親が生活する地区の地域包括支援センターに事前に電話をしておいて、例えば「〇〇町に一人暮らしをする母親がいるので気にかけておいて欲しい」と依頼するのもひとつの方法でしょう。
遠距離介護を負担なく行うには
ケアマネジャーとの関係を良好にしておく
ケアマネジャーが担当してくれるようになれば、いよいよ本格的な遠距離介護がスタートします。
ケアマネジャーって何をしてくれるの?疑問に思う人もいらっしゃるかもしてませんが、介護に関することならどのようなことでも相談可能です。
例えば、足腰が弱くなっていればデイケアでリハビリを紹介してくれたり、施設入所の資料を集めてくれたりもします。緊急の用事の時は自宅まで足を運んでくれることもあります。
そんなケアマネジャーですので、離れていても
「親の体調はどうですか?」
「病気はしてないですか?」
「認知所の進行具合はどうすか?」
など親の様子を電話で尋ねても構いません。
時にはケアマネジャーに感謝の気持ちを伝えることも大切です。
そのようなことをしていくうちに、関係は良好になるでしょう。
サービス提供事業所にも連絡を
担当のケアマネジャーと普段から連絡を取っておくことも大切ですが、訪問介護や訪問看護、デイサービスやデイケアなどのサービスを提供してくれる事業所に心身状態を問い合わせることも大切です。
ケアマネジャーよりも詳しい情報を得ている場合もあります。
民生委員にも協力を得る
社会資源である民生委員を積極的に行うと、より遠距離介護を安心して行うことができます。
民生委員は福祉に関する地域の身近な相談相手です。場合によっては昔から馴染みの人がされていることもあります。
帰省は計画的に
経済的な配慮を考えると、帰省は年間を通して計画的に行うことをお勧めします。
例えば、正月やお盆などの時期は避けて、3月、7月、12月というように交通機関の予約を早めにしておくと少しでも安価に帰省できるでしょう。
緊急時の対応について
緊急連絡先をケアマネに伝えておく
高齢になるといつ、どのような状況で急変するか分かりません。
主に介護をしている人(キーパーソン)の自宅電話番号は勿論、携帯電話もケアマネジャーに伝えておきましょう。

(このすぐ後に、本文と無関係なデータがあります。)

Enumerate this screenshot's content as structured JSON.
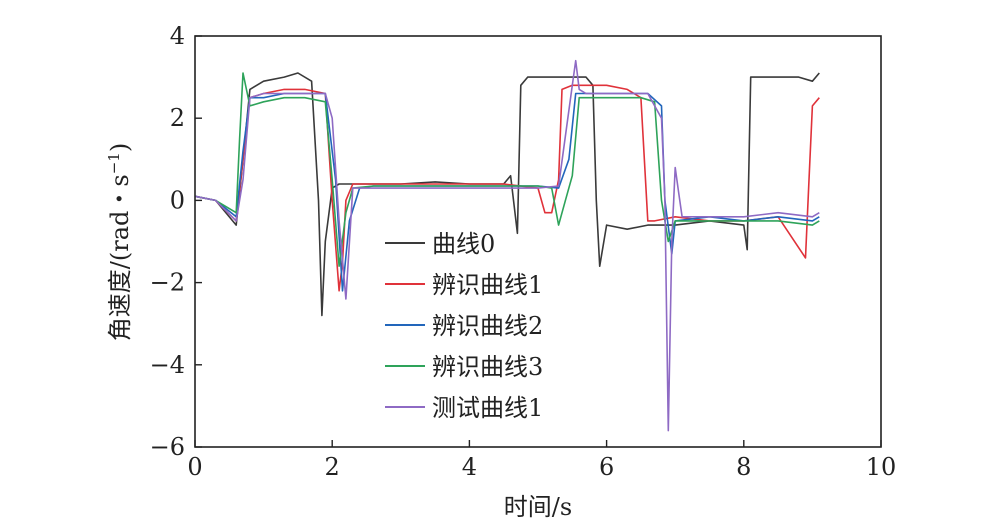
{
  "chart_data": {
    "type": "line",
    "xlabel": "时间/s",
    "ylabel_main": "角速度/(rad・s",
    "ylabel_sup": "−1",
    "ylabel_close": ")",
    "xlim": [
      0,
      10
    ],
    "ylim": [
      -6,
      4
    ],
    "xticks": [
      0,
      2,
      4,
      6,
      8,
      10
    ],
    "yticks": [
      -6,
      -4,
      -2,
      0,
      2,
      4
    ],
    "xtick_labels": [
      "0",
      "2",
      "4",
      "6",
      "8",
      "10"
    ],
    "ytick_labels": [
      "−6",
      "−4",
      "−2",
      "0",
      "2",
      "4"
    ],
    "grid": false,
    "legend_position": "center-left",
    "series": [
      {
        "name": "曲线0",
        "color": "#3a3a3a",
        "x": [
          0.0,
          0.3,
          0.6,
          0.7,
          0.8,
          1.0,
          1.3,
          1.5,
          1.7,
          1.8,
          1.85,
          1.9,
          2.0,
          2.1,
          2.3,
          2.6,
          3.0,
          3.5,
          4.0,
          4.5,
          4.6,
          4.7,
          4.75,
          4.85,
          5.0,
          5.3,
          5.5,
          5.7,
          5.8,
          5.85,
          5.9,
          6.0,
          6.3,
          6.6,
          7.0,
          7.5,
          8.0,
          8.05,
          8.1,
          8.2,
          8.5,
          8.8,
          9.0,
          9.1
        ],
        "y": [
          0.1,
          0.0,
          -0.6,
          1.0,
          2.7,
          2.9,
          3.0,
          3.1,
          2.9,
          0.0,
          -2.8,
          -1.0,
          0.3,
          0.4,
          0.4,
          0.4,
          0.4,
          0.45,
          0.4,
          0.4,
          0.6,
          -0.8,
          2.8,
          3.0,
          3.0,
          3.0,
          3.0,
          3.0,
          2.8,
          0.0,
          -1.6,
          -0.6,
          -0.7,
          -0.6,
          -0.6,
          -0.5,
          -0.6,
          -1.2,
          3.0,
          3.0,
          3.0,
          3.0,
          2.9,
          3.1
        ]
      },
      {
        "name": "辨识曲线1",
        "color": "#e0323a",
        "x": [
          0.0,
          0.3,
          0.6,
          0.7,
          0.8,
          1.0,
          1.3,
          1.6,
          1.9,
          2.0,
          2.1,
          2.15,
          2.2,
          2.3,
          2.6,
          3.0,
          3.5,
          4.0,
          4.5,
          5.0,
          5.1,
          5.2,
          5.3,
          5.35,
          5.5,
          5.8,
          6.0,
          6.3,
          6.5,
          6.6,
          6.7,
          7.0,
          7.5,
          8.0,
          8.5,
          8.9,
          8.95,
          9.0,
          9.1
        ],
        "y": [
          0.1,
          0.0,
          -0.5,
          1.0,
          2.5,
          2.6,
          2.7,
          2.7,
          2.6,
          0.0,
          -2.2,
          -1.5,
          0.0,
          0.4,
          0.4,
          0.4,
          0.4,
          0.4,
          0.4,
          0.3,
          -0.3,
          -0.3,
          0.5,
          2.7,
          2.8,
          2.8,
          2.8,
          2.7,
          2.5,
          -0.5,
          -0.5,
          -0.4,
          -0.5,
          -0.5,
          -0.4,
          -1.4,
          0.5,
          2.3,
          2.5
        ]
      },
      {
        "name": "辨识曲线2",
        "color": "#2266bb",
        "x": [
          0.0,
          0.3,
          0.6,
          0.7,
          0.8,
          1.0,
          1.3,
          1.6,
          1.9,
          2.05,
          2.15,
          2.25,
          2.4,
          2.6,
          3.0,
          3.5,
          4.0,
          4.5,
          5.0,
          5.3,
          5.45,
          5.55,
          5.7,
          6.0,
          6.3,
          6.6,
          6.8,
          6.85,
          6.95,
          7.0,
          7.5,
          8.0,
          8.5,
          9.0,
          9.1
        ],
        "y": [
          0.1,
          0.0,
          -0.4,
          1.2,
          2.5,
          2.5,
          2.6,
          2.6,
          2.6,
          0.5,
          -2.2,
          -0.5,
          0.3,
          0.35,
          0.35,
          0.35,
          0.35,
          0.35,
          0.35,
          0.3,
          1.0,
          2.6,
          2.6,
          2.6,
          2.6,
          2.6,
          2.3,
          0.0,
          -1.3,
          -0.5,
          -0.4,
          -0.5,
          -0.4,
          -0.5,
          -0.4
        ]
      },
      {
        "name": "辨识曲线3",
        "color": "#2ea35a",
        "x": [
          0.0,
          0.3,
          0.6,
          0.65,
          0.7,
          0.8,
          1.0,
          1.3,
          1.6,
          1.9,
          2.0,
          2.1,
          2.2,
          2.3,
          2.6,
          3.0,
          3.5,
          4.0,
          4.5,
          5.0,
          5.2,
          5.3,
          5.4,
          5.5,
          5.6,
          5.9,
          6.2,
          6.5,
          6.7,
          6.8,
          6.9,
          7.0,
          7.5,
          8.0,
          8.5,
          9.0,
          9.1
        ],
        "y": [
          0.1,
          0.0,
          -0.3,
          1.5,
          3.1,
          2.3,
          2.4,
          2.5,
          2.5,
          2.4,
          0.5,
          -1.6,
          -0.3,
          0.3,
          0.35,
          0.35,
          0.35,
          0.35,
          0.35,
          0.35,
          0.3,
          -0.6,
          0.0,
          0.6,
          2.5,
          2.5,
          2.5,
          2.5,
          2.4,
          0.0,
          -1.0,
          -0.5,
          -0.5,
          -0.5,
          -0.5,
          -0.6,
          -0.5
        ]
      },
      {
        "name": "测试曲线1",
        "color": "#8e6ac4",
        "x": [
          0.0,
          0.3,
          0.6,
          0.7,
          0.8,
          1.0,
          1.3,
          1.6,
          1.9,
          2.0,
          2.1,
          2.2,
          2.3,
          2.6,
          3.0,
          3.5,
          4.0,
          4.5,
          5.0,
          5.3,
          5.5,
          5.55,
          5.6,
          5.7,
          6.0,
          6.3,
          6.6,
          6.8,
          6.85,
          6.9,
          6.95,
          7.0,
          7.05,
          7.1,
          7.5,
          8.0,
          8.5,
          9.0,
          9.1
        ],
        "y": [
          0.1,
          0.0,
          -0.5,
          0.5,
          2.5,
          2.6,
          2.6,
          2.6,
          2.6,
          2.0,
          -0.5,
          -2.4,
          0.3,
          0.3,
          0.3,
          0.3,
          0.3,
          0.3,
          0.3,
          0.35,
          2.8,
          3.4,
          2.7,
          2.6,
          2.6,
          2.6,
          2.6,
          2.0,
          0.0,
          -5.6,
          -1.0,
          0.8,
          0.2,
          -0.4,
          -0.4,
          -0.4,
          -0.3,
          -0.4,
          -0.3
        ]
      }
    ]
  }
}
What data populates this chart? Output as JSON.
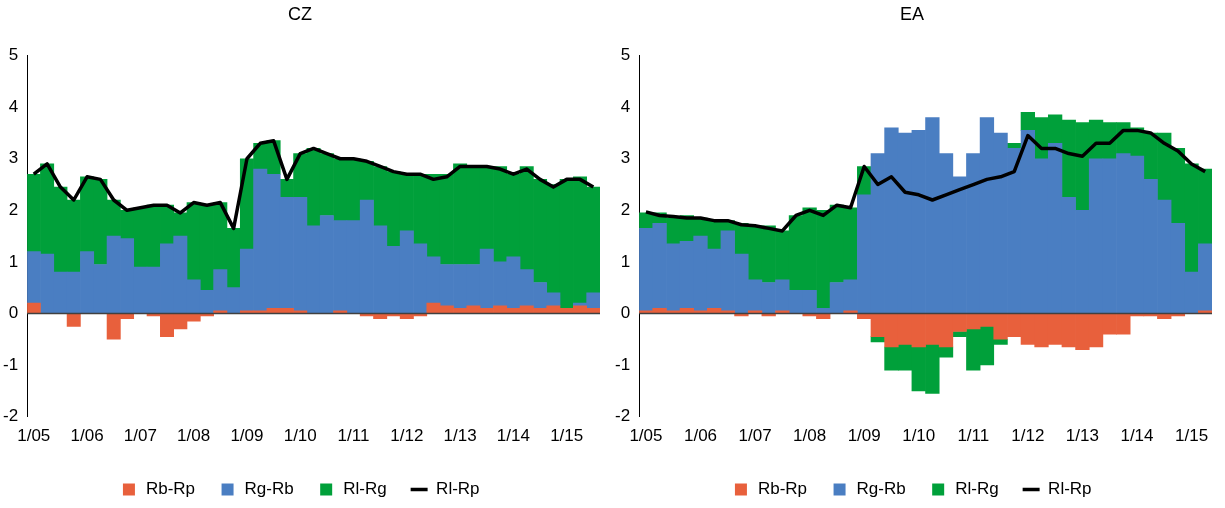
{
  "chart_data": [
    {
      "type": "bar",
      "title": "CZ",
      "stacked": true,
      "legend": "bottom",
      "ylim": [
        -2,
        5
      ],
      "yticks": [
        -2,
        -1,
        0,
        1,
        2,
        3,
        4,
        5
      ],
      "categories": [
        "1/05",
        null,
        null,
        null,
        "1/06",
        null,
        null,
        null,
        "1/07",
        null,
        null,
        null,
        "1/08",
        null,
        null,
        null,
        "1/09",
        null,
        null,
        null,
        "1/10",
        null,
        null,
        null,
        "1/11",
        null,
        null,
        null,
        "1/12",
        null,
        null,
        null,
        "1/13",
        null,
        null,
        null,
        "1/14",
        null,
        null,
        null,
        "1/15",
        null,
        null
      ],
      "ref_lines": [
        {
          "axis": "y",
          "value": 0,
          "color": "#404040"
        }
      ],
      "series": [
        {
          "name": "Rb-Rp",
          "color": "#e8603c",
          "values": [
            0.2,
            0,
            0,
            -0.25,
            0,
            0,
            -0.5,
            -0.1,
            0,
            -0.05,
            -0.45,
            -0.3,
            -0.15,
            -0.05,
            0.05,
            0,
            0.05,
            0.05,
            0.1,
            0.1,
            0.05,
            0,
            0,
            0.05,
            0,
            -0.05,
            -0.1,
            -0.05,
            -0.1,
            -0.05,
            0.2,
            0.15,
            0.1,
            0.15,
            0.1,
            0.15,
            0.1,
            0.15,
            0.1,
            0.15,
            0.1,
            0.15,
            0.1
          ]
        },
        {
          "name": "Rg-Rb",
          "color": "#4a7ec2",
          "values": [
            1.0,
            1.15,
            0.8,
            0.8,
            1.2,
            0.95,
            1.5,
            1.45,
            0.9,
            0.9,
            1.35,
            1.5,
            0.65,
            0.45,
            0.8,
            0.5,
            1.2,
            2.75,
            2.6,
            2.15,
            2.2,
            1.7,
            1.9,
            1.75,
            1.8,
            2.2,
            1.7,
            1.3,
            1.6,
            1.35,
            0.9,
            0.8,
            0.85,
            0.8,
            1.15,
            0.85,
            1.0,
            0.7,
            0.5,
            0.25,
            0.0,
            0.05,
            0.3
          ]
        },
        {
          "name": "Rl-Rg",
          "color": "#00a03a",
          "values": [
            1.5,
            1.75,
            1.65,
            1.4,
            1.45,
            1.65,
            0.7,
            0.55,
            1.15,
            1.2,
            0.75,
            0.45,
            1.5,
            1.65,
            1.3,
            1.15,
            1.75,
            0.5,
            0.65,
            0.35,
            0.85,
            1.5,
            1.2,
            1.2,
            1.2,
            0.75,
            1.15,
            1.45,
            1.1,
            1.35,
            1.6,
            1.75,
            1.95,
            1.9,
            1.6,
            1.85,
            1.6,
            2.0,
            2.0,
            2.1,
            2.5,
            2.45,
            2.05
          ]
        },
        {
          "name": "Rl-Rp",
          "type": "line",
          "color": "#000000",
          "values": [
            2.7,
            2.9,
            2.45,
            2.2,
            2.65,
            2.6,
            2.2,
            2.0,
            2.05,
            2.1,
            2.1,
            1.95,
            2.15,
            2.1,
            2.15,
            1.65,
            3.0,
            3.3,
            3.35,
            2.6,
            3.1,
            3.2,
            3.1,
            3.0,
            3.0,
            2.95,
            2.85,
            2.75,
            2.7,
            2.7,
            2.6,
            2.65,
            2.85,
            2.85,
            2.85,
            2.8,
            2.7,
            2.8,
            2.6,
            2.45,
            2.6,
            2.6,
            2.45
          ]
        }
      ]
    },
    {
      "type": "bar",
      "title": "EA",
      "stacked": true,
      "legend": "bottom",
      "ylim": [
        -2,
        5
      ],
      "yticks": [
        -2,
        -1,
        0,
        1,
        2,
        3,
        4,
        5
      ],
      "categories": [
        "1/05",
        null,
        null,
        null,
        "1/06",
        null,
        null,
        null,
        "1/07",
        null,
        null,
        null,
        "1/08",
        null,
        null,
        null,
        "1/09",
        null,
        null,
        null,
        "1/10",
        null,
        null,
        null,
        "1/11",
        null,
        null,
        null,
        "1/12",
        null,
        null,
        null,
        "1/13",
        null,
        null,
        null,
        "1/14",
        null,
        null,
        null,
        "1/15",
        null
      ],
      "ref_lines": [
        {
          "axis": "y",
          "value": 0,
          "color": "#404040"
        }
      ],
      "series": [
        {
          "name": "Rb-Rp",
          "color": "#e8603c",
          "values": [
            0.05,
            0.1,
            0.05,
            0.1,
            0.05,
            0.1,
            0.05,
            -0.05,
            0.05,
            -0.05,
            0.05,
            0,
            -0.05,
            -0.1,
            0,
            0.05,
            -0.1,
            -0.45,
            -0.65,
            -0.6,
            -0.65,
            -0.6,
            -0.65,
            -0.35,
            -0.3,
            -0.25,
            -0.5,
            -0.45,
            -0.6,
            -0.65,
            -0.6,
            -0.65,
            -0.7,
            -0.65,
            -0.4,
            -0.4,
            -0.05,
            -0.05,
            -0.1,
            -0.05,
            0,
            0.05
          ]
        },
        {
          "name": "Rg-Rb",
          "color": "#4a7ec2",
          "values": [
            1.6,
            1.65,
            1.3,
            1.3,
            1.45,
            1.15,
            1.55,
            1.15,
            0.6,
            0.6,
            0.6,
            0.45,
            0.45,
            0.1,
            0.6,
            0.6,
            2.3,
            3.1,
            3.6,
            3.5,
            3.55,
            3.8,
            3.1,
            2.65,
            3.1,
            3.8,
            3.5,
            3.2,
            3.55,
            3.0,
            3.3,
            2.25,
            2.0,
            3.0,
            3.0,
            3.1,
            3.05,
            2.6,
            2.2,
            1.75,
            0.8,
            1.3
          ]
        },
        {
          "name": "Rl-Rg",
          "color": "#00a03a",
          "values": [
            0.3,
            0.2,
            0.5,
            0.5,
            0.35,
            0.55,
            0.2,
            0.6,
            1.05,
            1.1,
            0.95,
            1.45,
            1.6,
            1.9,
            1.5,
            1.4,
            0.55,
            -0.1,
            -0.45,
            -0.5,
            -0.85,
            -0.95,
            -0.2,
            -0.1,
            -0.8,
            -0.75,
            -0.1,
            0.1,
            0.35,
            0.8,
            0.55,
            1.5,
            1.7,
            0.75,
            0.7,
            0.6,
            0.55,
            0.9,
            1.3,
            1.45,
            2.1,
            1.45
          ]
        },
        {
          "name": "Rl-Rp",
          "type": "line",
          "color": "#000000",
          "values": [
            1.97,
            1.9,
            1.88,
            1.85,
            1.85,
            1.8,
            1.8,
            1.72,
            1.7,
            1.65,
            1.6,
            1.9,
            2.0,
            1.9,
            2.1,
            2.05,
            2.85,
            2.5,
            2.65,
            2.35,
            2.3,
            2.2,
            2.3,
            2.4,
            2.5,
            2.6,
            2.65,
            2.75,
            3.45,
            3.2,
            3.2,
            3.1,
            3.05,
            3.3,
            3.3,
            3.55,
            3.55,
            3.5,
            3.3,
            3.15,
            2.9,
            2.75
          ]
        }
      ]
    }
  ]
}
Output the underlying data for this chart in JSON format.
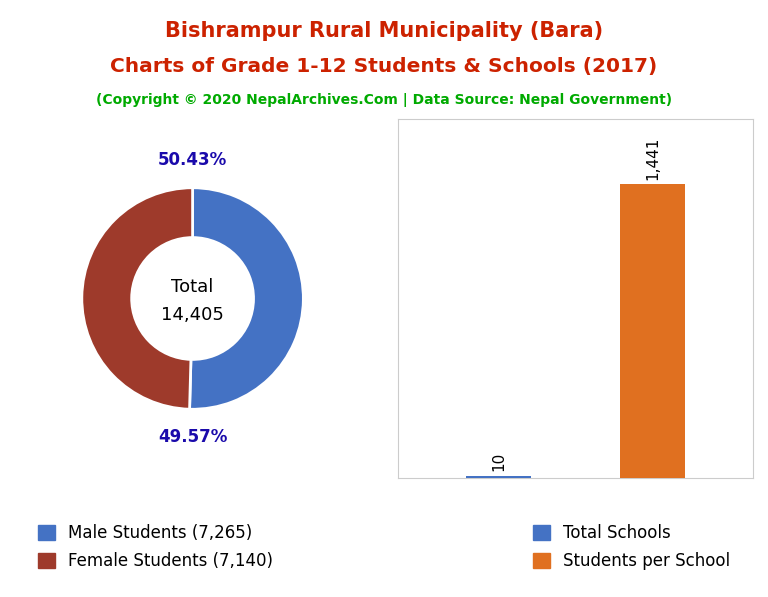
{
  "title_line1": "Bishrampur Rural Municipality (Bara)",
  "title_line2": "Charts of Grade 1-12 Students & Schools (2017)",
  "subtitle": "(Copyright © 2020 NepalArchives.Com | Data Source: Nepal Government)",
  "title_color": "#cc2200",
  "subtitle_color": "#00aa00",
  "male_students": 7265,
  "female_students": 7140,
  "total_students": 14405,
  "male_pct": "50.43%",
  "female_pct": "49.57%",
  "male_color": "#4472c4",
  "female_color": "#9e3a2b",
  "total_schools": 10,
  "students_per_school": 1441,
  "bar_schools_color": "#4472c4",
  "bar_students_color": "#e07020",
  "pct_color": "#1a0aab",
  "legend_fontsize": 12,
  "background_color": "#ffffff"
}
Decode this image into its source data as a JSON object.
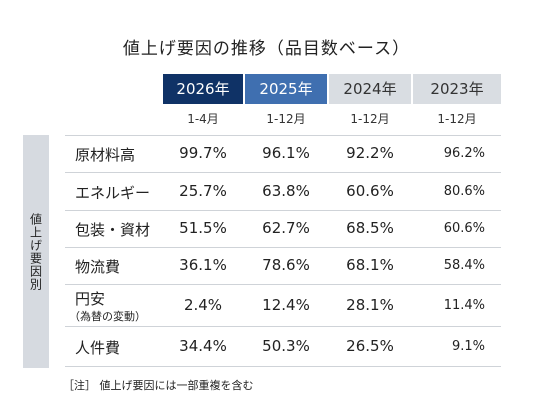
{
  "title": "値上げ要因の推移（品目数ベース）",
  "headers": [
    {
      "year": "2026年",
      "period": "1-4月"
    },
    {
      "year": "2025年",
      "period": "1-12月"
    },
    {
      "year": "2024年",
      "period": "1-12月"
    },
    {
      "year": "2023年",
      "period": "1-12月"
    }
  ],
  "side_label": "値上げ要因別",
  "rows": [
    {
      "label": "原材料高",
      "sublabel": "",
      "values": [
        "99.7%",
        "96.1%",
        "92.2%",
        "96.2%"
      ]
    },
    {
      "label": "エネルギー",
      "sublabel": "",
      "values": [
        "25.7%",
        "63.8%",
        "60.6%",
        "80.6%"
      ]
    },
    {
      "label": "包装・資材",
      "sublabel": "",
      "values": [
        "51.5%",
        "62.7%",
        "68.5%",
        "60.6%"
      ]
    },
    {
      "label": "物流費",
      "sublabel": "",
      "values": [
        "36.1%",
        "78.6%",
        "68.1%",
        "58.4%"
      ]
    },
    {
      "label": "円安",
      "sublabel": "（為替の変動）",
      "values": [
        "2.4%",
        "12.4%",
        "28.1%",
        "11.4%"
      ]
    },
    {
      "label": "人件費",
      "sublabel": "",
      "values": [
        "34.4%",
        "50.3%",
        "26.5%",
        "9.1%"
      ]
    }
  ],
  "note": "［注］ 値上げ要因には一部重複を含む",
  "colors": {
    "header_2026": "#0f3266",
    "header_2025": "#3f6fb0",
    "header_other": "#d9dde2"
  }
}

もし連絡が繋がらなかった場合に備えて、第二、第三、第四連絡先まで伝えておくと安心でしょう。
帰省の最短時間を調べておく
普段は車で帰省していても、緊急時にはそれが一番速いとは限りません。
連絡が入ったとき、どのような交通機関が一番速く帰省できるのか調べておくようにしましょう。
曜日や時間によっても最短時間は違うので要注意です。
最期について考えておく
高齢になれば避けては通れないことです。
最期をどのようにするか事前に考えておいて、万が一に備えて各関係機関に伝えられるようにしておくと迅速に事が進むでしょう。
葬儀会社も事前にリサーチ
不謹慎かもしてませんが、死後のことも考えておく必要があります。
施設に入所していれば死後24時間はご遺体を安置させてくれるところもあるようです。
その後はご遺体を自宅に連れて帰るか、葬儀者の会館などに送るのか判断が必要になりますので、そのためにも事前に葬儀会社を調べておいて、死後どのようにするかを相談して決めておきましょう。